As one example of stolen content, RSS Site Map is one such item that was once copied verbatim and in full. If I recall correctly, a Blogger member was the culprit. A subtle link was at least there, but no real attribution was made.

Other content thieves scrape random bits and stick them together to form ‘doorway pages’. These pages serve as a mechanism which hogs search engine referrals. It is one among many popular aspects of black-hat SEO practices, which are a form of spam by any definition.

Frequently-Asked Questions (or Useful Facts)

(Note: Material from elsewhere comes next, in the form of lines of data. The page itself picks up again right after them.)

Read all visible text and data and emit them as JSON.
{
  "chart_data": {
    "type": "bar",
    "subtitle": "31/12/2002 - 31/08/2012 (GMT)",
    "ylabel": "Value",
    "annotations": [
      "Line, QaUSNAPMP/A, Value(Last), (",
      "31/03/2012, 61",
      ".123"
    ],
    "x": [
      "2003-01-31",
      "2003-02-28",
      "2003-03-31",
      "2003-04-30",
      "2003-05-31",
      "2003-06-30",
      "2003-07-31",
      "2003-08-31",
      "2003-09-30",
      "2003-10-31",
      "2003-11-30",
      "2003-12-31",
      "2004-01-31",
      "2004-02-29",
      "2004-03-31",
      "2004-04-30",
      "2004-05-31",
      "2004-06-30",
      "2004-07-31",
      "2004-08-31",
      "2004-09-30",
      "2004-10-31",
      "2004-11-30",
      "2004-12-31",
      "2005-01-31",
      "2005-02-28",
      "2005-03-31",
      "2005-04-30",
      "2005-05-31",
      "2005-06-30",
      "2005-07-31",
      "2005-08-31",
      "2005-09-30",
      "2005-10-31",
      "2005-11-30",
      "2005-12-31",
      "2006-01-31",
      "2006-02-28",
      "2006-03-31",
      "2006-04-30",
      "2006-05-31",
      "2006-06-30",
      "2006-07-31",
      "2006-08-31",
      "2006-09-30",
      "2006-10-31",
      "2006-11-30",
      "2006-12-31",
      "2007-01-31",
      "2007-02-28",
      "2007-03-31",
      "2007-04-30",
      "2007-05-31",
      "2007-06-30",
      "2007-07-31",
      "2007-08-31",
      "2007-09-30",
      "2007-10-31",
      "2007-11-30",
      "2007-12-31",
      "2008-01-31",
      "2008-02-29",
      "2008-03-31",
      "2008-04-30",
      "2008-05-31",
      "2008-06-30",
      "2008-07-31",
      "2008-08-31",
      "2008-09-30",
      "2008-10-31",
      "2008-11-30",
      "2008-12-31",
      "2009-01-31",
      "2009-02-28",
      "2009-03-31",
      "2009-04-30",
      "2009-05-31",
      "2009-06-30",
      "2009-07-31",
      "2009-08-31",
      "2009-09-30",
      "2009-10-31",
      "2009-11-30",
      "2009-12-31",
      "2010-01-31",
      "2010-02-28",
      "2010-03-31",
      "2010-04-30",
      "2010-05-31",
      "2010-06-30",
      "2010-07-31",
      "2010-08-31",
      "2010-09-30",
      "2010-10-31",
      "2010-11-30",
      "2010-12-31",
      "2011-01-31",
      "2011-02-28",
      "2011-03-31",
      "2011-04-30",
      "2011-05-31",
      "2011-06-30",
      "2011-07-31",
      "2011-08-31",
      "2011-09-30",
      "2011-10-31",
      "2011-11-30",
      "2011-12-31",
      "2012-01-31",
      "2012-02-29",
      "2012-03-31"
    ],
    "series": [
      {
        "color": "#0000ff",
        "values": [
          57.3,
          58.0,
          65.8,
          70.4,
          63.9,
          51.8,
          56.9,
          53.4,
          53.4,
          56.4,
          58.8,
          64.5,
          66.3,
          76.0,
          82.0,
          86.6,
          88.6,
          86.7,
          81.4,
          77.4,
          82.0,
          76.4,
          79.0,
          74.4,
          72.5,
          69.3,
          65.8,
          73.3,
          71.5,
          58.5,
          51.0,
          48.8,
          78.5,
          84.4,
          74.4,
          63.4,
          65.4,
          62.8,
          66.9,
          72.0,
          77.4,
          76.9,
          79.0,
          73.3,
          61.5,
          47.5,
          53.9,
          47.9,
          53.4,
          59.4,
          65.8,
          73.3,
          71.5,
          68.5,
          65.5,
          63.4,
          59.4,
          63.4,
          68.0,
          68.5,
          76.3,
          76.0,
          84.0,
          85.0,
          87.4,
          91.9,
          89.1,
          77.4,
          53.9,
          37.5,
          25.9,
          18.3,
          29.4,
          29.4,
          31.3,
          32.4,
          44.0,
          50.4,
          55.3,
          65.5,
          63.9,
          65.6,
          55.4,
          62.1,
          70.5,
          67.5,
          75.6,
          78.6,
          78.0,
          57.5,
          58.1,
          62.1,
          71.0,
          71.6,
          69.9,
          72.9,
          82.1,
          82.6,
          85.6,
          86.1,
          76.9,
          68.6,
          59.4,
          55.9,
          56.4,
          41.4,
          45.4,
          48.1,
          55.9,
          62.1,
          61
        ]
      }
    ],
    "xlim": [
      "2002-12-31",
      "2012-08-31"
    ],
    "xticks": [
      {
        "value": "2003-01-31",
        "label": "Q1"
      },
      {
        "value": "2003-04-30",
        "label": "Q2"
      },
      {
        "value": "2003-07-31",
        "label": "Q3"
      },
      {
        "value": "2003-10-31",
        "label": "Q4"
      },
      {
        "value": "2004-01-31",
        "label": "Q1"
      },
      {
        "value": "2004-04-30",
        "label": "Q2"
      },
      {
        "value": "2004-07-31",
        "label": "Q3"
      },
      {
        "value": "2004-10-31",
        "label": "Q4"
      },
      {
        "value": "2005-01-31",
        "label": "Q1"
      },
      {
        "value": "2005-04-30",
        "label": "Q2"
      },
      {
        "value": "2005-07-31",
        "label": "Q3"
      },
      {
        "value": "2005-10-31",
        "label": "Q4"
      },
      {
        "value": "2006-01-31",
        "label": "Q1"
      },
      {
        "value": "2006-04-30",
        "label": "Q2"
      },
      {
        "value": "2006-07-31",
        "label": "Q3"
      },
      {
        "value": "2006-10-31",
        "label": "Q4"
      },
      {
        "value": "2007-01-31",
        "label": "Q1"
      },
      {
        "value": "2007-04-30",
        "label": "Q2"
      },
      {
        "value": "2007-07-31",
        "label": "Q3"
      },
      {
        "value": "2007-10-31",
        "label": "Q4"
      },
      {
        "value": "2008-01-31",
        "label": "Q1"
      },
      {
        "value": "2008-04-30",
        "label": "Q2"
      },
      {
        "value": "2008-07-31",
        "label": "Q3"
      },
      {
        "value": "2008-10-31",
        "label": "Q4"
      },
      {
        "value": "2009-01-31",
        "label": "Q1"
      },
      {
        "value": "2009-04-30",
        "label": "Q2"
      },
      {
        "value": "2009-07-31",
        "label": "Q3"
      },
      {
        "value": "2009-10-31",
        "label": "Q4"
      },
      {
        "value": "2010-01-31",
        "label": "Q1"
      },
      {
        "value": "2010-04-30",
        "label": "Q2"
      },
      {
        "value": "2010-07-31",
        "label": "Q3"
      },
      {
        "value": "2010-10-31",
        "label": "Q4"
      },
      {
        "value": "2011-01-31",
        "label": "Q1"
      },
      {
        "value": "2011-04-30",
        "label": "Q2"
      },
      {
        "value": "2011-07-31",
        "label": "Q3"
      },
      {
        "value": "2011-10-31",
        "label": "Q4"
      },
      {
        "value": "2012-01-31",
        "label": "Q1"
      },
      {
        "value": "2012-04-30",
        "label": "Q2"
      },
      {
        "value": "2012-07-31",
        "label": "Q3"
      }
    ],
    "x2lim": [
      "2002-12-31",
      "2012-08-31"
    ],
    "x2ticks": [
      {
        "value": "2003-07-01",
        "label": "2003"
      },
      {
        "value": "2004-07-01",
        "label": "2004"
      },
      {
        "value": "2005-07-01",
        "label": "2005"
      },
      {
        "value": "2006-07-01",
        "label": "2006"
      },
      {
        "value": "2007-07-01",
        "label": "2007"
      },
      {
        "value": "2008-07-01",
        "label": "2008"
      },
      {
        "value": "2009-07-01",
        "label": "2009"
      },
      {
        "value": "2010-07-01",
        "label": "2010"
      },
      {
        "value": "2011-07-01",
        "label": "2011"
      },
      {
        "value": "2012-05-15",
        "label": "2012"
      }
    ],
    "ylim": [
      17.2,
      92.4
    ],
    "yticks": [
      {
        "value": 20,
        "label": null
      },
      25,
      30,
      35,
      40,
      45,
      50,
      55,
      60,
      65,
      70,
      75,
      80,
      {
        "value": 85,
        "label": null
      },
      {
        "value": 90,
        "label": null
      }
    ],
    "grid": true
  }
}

  • Q: How does one copy content systematically?
    A: RSSBlog [rel="nofollow"] and the like. Magpie can do this vis RSS when misused.
  • Q: How does one detect plagiarism?
    A: Tools such as Copyscape appear to do that trick. I imagine that they run a series of Web searches with large sentences involved. They then attempt to identify excessive overlap across sites on the Internet. These Web-based tools simplify and automate, at an upper-level at least, an old-styled method for detection of duplicates. This type of technique I can still recall from my days as an undergraduate.
  • Q: How does one report plagiarism?
    A: Probably the most suitable response is contacting the host of the offending site. Examples are needed to support the complaint/s.